Novamente, a quem pertencia esse corpo? E quanto à atuação psicológica nesse
processo? É fundamental e completamente necessário operar eticamente em
prol da valorização, respeito e não patologização do sujeito Trans, principalmente
numa área de atuação profissional tão sensível como a psicologia, que estuda
para promover um cuidado humanizado, empático e acolhedor para as pessoas,
visando seu bem-estar integral. Nessa perspectiva, conforme
o Conselho Federal de Psicologia (CFP), na resolução n° 1, de 29 de janeiro de
2018, é papel do(a) psicólogo(a), em sua
prática profissional, contribuir com seu conhecimento para a eliminação da
transfobia, reconhecendo e legitimando a autodeterminação desses sujeitos
diante de sua identidade de gênero, e consequentemente trabalhando de modo a
fortalecer e impulsionar mais autonomia destes sobre sua própria vida,
expressividade e subjetividade.
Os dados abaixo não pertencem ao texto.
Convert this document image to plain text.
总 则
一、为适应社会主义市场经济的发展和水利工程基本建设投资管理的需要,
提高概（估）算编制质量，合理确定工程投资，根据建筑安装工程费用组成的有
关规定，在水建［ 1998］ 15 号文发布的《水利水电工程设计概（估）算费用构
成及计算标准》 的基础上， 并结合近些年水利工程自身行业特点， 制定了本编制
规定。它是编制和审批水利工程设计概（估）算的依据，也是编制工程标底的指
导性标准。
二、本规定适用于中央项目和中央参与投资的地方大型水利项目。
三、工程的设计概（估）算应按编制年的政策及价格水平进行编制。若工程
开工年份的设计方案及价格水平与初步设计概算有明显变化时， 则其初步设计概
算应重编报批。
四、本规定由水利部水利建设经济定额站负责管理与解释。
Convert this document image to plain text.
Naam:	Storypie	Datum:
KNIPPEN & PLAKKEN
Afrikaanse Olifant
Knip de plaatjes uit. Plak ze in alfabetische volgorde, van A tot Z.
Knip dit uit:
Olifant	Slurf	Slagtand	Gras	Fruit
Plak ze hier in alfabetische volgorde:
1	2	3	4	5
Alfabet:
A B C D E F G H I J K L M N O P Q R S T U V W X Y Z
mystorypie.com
Dessa forma, o(a) profissional de
psicologia não deve exercer ações que corroborem com
o preconceito, ser conivente com práticas ou pronunciamentos discriminatórios,
reforçar estigmas e estereótipos e muito menos atuar de forma a sustentar a
patologização dessa população, tornando-se, assim, de grande importância
sustentar a construção de uma prática profissional que lute ao lado destes
sujeitos na gradual desconstrução do preconceito na sociedade, aproximando-se,
por exemplo, de movimentos sociais, trocando experiências com esses indivíduos,
refletindo constantemente sobre sua própria atuação profissional, buscando
sempre atualizá-la e instrumentalizá-la para a defesa e o reconhecimento dos
direitos de pessoas transgêneras. Bem como para a promoção de maior qualidade
em sua saúde, em sua vida, operando pela perspectiva da dignidade humana e
contribuindo, consequentemente, para a eliminação da violência corporal e
simbólica a que pessoas Trans estão submetidas, tendo em vista o próprio papel
ético do psicólogo no auxílio ao processo de inclusão social desses sujeitos e
no reconhecimento de que “todos são iguais perante a lei, sem distinção de
qualquer natureza” (art° 5, Constituição Federal de 1988, p. 17). Neste
sentido, faz-se importante retornar à nossa atualidade e refletir sobre o
enfrentamento social ainda latente na realidade desses indivíduos, que ainda não possuem a garantia de seus direitos.
Dificuldades latentes da atualidade Trans
Podemos refletir,
primeiramente, sobre uma importante questão: como essa população mantém sua
sobrevivência com as exigências normativas sociais sustentando a perspectiva do
mundo do trabalho atual? Como incluir essa população na produtividade social se
o seu grande instrumento de interação, atividade e contato com o mundo é
rejeitado por diagramas padronizados de poder?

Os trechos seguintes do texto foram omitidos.